Unfortunatelly I have to say MKL_THREADING_LAYER=sequential makes reference uks (unrestricted) optimization be single-threaded durring the iterations. MKL_THREADING_LAYER=GNU keeps it multi-threaded but loads the cores to no more than 50%, while in the input all “Threads” statements say 8 threads (as it should be) in both cases.

If there is a way to exclude the intel mp or the openmp in case of MKL … it would be wonderful. Unfortunatelly, from what I have noticed there are portions of the program which rely on external lib for threading and that lib is not intel’s.

I switched to GCC + OpenBLAS and the speed is at max - 100% load and it is visibly faster. No need to set any variables.
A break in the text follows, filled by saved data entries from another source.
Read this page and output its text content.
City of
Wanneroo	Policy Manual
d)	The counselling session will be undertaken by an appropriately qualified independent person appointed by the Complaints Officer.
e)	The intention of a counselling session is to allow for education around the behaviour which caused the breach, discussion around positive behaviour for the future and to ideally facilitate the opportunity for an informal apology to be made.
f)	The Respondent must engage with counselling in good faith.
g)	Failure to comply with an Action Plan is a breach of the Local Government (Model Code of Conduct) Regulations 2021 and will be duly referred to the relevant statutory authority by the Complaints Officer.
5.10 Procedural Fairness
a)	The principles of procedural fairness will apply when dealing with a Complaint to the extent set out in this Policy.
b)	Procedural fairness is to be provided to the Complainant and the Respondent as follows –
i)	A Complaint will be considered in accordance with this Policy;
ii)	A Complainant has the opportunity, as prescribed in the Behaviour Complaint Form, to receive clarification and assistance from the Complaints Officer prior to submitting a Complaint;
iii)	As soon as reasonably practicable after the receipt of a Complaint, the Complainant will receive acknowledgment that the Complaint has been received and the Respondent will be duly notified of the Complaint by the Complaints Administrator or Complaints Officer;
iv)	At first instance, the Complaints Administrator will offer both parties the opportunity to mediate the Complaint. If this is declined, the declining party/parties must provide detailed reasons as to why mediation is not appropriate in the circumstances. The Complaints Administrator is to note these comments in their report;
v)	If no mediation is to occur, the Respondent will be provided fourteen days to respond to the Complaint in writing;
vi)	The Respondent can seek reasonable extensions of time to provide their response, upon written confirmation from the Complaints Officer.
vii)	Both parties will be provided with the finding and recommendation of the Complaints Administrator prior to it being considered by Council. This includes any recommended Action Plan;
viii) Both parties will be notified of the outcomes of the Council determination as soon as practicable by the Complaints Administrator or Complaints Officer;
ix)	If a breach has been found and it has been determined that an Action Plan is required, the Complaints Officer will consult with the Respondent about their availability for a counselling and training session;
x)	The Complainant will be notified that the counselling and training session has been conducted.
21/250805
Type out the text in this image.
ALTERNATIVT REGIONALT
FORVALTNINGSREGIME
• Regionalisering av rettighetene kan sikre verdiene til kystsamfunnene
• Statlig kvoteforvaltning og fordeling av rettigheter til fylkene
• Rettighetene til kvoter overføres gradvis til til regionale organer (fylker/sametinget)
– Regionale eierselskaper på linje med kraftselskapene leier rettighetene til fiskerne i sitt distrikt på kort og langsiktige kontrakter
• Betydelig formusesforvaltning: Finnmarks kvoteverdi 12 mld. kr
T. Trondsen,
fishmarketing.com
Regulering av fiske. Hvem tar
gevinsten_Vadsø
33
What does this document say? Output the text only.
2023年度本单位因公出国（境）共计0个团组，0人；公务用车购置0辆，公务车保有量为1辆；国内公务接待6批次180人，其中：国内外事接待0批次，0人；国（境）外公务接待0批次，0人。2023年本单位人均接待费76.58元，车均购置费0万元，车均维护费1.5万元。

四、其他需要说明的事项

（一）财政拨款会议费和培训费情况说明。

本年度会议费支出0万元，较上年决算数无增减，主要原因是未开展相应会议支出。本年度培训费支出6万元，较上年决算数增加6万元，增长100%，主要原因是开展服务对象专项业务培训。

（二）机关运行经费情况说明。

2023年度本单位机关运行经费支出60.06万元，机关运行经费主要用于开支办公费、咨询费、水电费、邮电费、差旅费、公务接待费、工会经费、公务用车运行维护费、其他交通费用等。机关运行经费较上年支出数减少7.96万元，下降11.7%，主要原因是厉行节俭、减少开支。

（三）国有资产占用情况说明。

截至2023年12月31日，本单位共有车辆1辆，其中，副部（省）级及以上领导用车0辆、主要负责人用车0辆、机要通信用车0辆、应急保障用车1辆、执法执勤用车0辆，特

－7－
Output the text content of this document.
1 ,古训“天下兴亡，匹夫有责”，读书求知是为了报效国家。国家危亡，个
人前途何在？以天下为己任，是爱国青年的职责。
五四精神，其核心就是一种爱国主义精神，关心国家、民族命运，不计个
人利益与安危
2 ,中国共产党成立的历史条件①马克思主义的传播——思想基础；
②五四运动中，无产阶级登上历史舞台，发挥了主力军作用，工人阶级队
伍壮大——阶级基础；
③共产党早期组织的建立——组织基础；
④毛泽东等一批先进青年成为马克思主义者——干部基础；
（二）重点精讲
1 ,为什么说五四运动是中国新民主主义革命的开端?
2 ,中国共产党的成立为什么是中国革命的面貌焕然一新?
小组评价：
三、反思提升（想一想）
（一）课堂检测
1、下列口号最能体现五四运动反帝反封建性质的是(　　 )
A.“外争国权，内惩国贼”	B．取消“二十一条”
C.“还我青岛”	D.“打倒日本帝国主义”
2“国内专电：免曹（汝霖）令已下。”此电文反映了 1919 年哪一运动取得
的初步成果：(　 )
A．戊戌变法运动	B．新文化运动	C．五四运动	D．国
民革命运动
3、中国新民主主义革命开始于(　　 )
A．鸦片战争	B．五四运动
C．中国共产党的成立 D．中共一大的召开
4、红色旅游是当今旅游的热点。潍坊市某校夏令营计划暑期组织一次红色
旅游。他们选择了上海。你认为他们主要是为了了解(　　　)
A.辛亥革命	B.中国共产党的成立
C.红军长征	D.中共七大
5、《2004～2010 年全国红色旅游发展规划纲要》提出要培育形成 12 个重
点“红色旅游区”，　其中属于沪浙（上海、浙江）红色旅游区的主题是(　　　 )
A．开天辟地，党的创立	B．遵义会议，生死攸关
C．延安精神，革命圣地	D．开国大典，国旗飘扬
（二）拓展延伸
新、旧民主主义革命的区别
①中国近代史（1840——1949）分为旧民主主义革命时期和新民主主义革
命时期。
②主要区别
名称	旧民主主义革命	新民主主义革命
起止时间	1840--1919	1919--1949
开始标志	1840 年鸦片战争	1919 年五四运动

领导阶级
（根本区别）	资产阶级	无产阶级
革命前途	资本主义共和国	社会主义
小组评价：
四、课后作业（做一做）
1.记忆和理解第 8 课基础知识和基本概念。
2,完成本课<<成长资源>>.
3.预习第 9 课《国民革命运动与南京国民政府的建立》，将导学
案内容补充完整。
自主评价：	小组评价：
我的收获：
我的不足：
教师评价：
I have to give the conda option a fare shake before judging performance, but I would not believe that anything other than -O3 -march=native for GCC or -fast -march=native for intel is realy going to give me the highest performance. In no way was I stating that the program was not optimized programming-wise, on the contrary - I expect and hope it to be optimized and additionally I am not a programmer, so there is no way for me to know; just to be sure that I was understood - what I meant was only the optimization flags. A code running on quite a few previous architectures can rarely be as fast as a code compiled only for the specific one. I wanted it to be more than tuned for … an arch a few before mine, I want it to be exactly for mine.

But I am thinking about the conda option … specially if I keep getting problems.